Tuesday, February 24, 2009
Streams of Consciousness Today was one of those days when the thought processes were so random, they were worth capturing to reflect on the past, present, and future and those burning questions of life. Random Thought #1 - Have you ever had a memory repeat over and over in your head - but one so random and common and meaningless? I keep pondering that there must be a reason - a purpose for revisiting that time, but part of me is afraid to go there. What great mysteries of life am I supposed to learn? Random Thought #2 - Surely there must be a way to stop the time, space continuum so I really can get the laundry, dishes, and prep for the next day complete all while reading a book, crosstiching, Facebooking, and scrap booking. If anyone has found this wrinkle in time, please let me know. Until then, I will continue to hope and believe and go to bed at 1:30am. Random Thought #3 - If I'm not supposed to value material things in this life, why is it so darn hard to pack it all up, contact the charity and get it out the door? Yet, when that process is started (not even completed!) life feels so new and fresh. I hope to live up to this ideal of simplifying and cutting back the clutter that distracts me. Random Thought #4 - If these baby and toddler years are times that I should cherish, why am I too tired to record the happenings of these times? It would be nice to remember coming home to a house of dancing and singing kids and readily joining in to shake the stress of the day. But will I remember that in 5 years? Or will it only be an impression, a tiny, positive murmur in my mind? That seems so sad - to not fully capture a memory like that. Yet, what is the best way? Random Thought #5 - If this is a place for me to capture my ponderings...why do I spend so little time here? Do I fail to ponder or are my ponderings buried under the daily grind? I suppose it is a choice to embrace and reflect or let it slip away. So maybe I had a theme here - sort of. My random thoughts all point to getting back to basics, to simplifying life, embracing memories past and present, living for today, and reflecting on the gifts of life. From here on, I will embrace and reflect more and hopefully make it worth your while to visit my little corner of cyberspace.

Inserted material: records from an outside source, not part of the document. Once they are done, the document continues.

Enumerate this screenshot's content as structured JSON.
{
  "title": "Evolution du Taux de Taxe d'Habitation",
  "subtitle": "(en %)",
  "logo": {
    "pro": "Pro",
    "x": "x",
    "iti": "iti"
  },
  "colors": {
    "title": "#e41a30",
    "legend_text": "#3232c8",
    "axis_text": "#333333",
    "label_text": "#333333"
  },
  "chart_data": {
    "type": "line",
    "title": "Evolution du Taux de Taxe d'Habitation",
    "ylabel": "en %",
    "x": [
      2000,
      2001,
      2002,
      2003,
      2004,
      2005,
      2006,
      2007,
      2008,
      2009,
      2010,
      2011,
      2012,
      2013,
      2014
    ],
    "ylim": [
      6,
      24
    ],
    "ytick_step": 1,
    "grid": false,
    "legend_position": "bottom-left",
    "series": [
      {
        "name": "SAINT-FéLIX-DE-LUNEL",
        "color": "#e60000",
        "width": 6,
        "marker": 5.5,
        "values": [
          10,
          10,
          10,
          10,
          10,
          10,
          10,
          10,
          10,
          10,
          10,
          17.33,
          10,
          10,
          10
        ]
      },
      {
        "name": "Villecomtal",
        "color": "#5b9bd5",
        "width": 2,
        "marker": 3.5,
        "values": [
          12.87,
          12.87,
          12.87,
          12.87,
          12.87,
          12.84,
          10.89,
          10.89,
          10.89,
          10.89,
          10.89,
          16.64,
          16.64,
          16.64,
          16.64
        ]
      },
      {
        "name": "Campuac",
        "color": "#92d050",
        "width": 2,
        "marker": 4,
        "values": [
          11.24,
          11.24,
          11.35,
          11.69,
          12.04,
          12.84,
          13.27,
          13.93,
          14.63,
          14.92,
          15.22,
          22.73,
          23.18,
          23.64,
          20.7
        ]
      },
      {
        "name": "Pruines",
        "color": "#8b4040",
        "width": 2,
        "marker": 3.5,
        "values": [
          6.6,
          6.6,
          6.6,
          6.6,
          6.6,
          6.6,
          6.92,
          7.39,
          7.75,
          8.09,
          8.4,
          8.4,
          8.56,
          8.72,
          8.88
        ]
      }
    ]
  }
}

Thursday, February 12, 2009
Unconditional This post has been rolling around in my head for at least a week and I fear is one of the more difficult things for me to write about. I'm sure we all aspire to love those around us with no strings attached, but rarely succeed. What does it mean to truly love another person unconditionally? I think of Kayla and Zachary when I think about how I learned about love. I think of them so tiny and helpless - relying on me for everything and especially in those early months - relying on me as the food source. Breastfeeding both kids was a challenge, but one I'm glad that I accepted and carried through. I remember rocking Kayla to sleep one night when it just hit me like a ton of bricks how much I loved her and how I would do anything for her - radical, scary, illegal things to protect her and hold her close to me. I also remember the day I realized that all of this nurturing and caring for her was ever slowly preparing her to leave me. That thought was almost too much to bear. I'm thankful that she is still a little girl and I don't have to consider that possibility in the short term. My love for Kayla was so strong I could not figure out how I could love another child and yet when Zachary was born I was overwhelmed with devotion to this little boy. He was a calm little guy who cooed in his sleep. He smiled for the first time when he was only 10 days old - on Valentine's Day of all days. There were always challenges along the way and as you know - that euphoria of love is not always present. As they both have grown, the everyday gets in the way of this pure devotion. I find myself irritated, annoyed, I roll my eyes, I get angry, I yell, avoid, and otherwise behave badly. Guilt sets in...I ponder if I have permanently damaged my relationship with them. The next day dawns and Zachary's smile lights up my world. Kayla tells me she loves me. I realize that the core element to this love - this incomprehensible gift of unconditional love - is forgiveness. Always starting over, always giving the benefit of the doubt, always doing the right thing without keeping record of wrongs. I'm humbled that God chose me to be a mother to such wonderful children. And I realize that this overwhelming, heart-stopping, breathtaking love is only a tiny glimpse of how God feels about me, his child.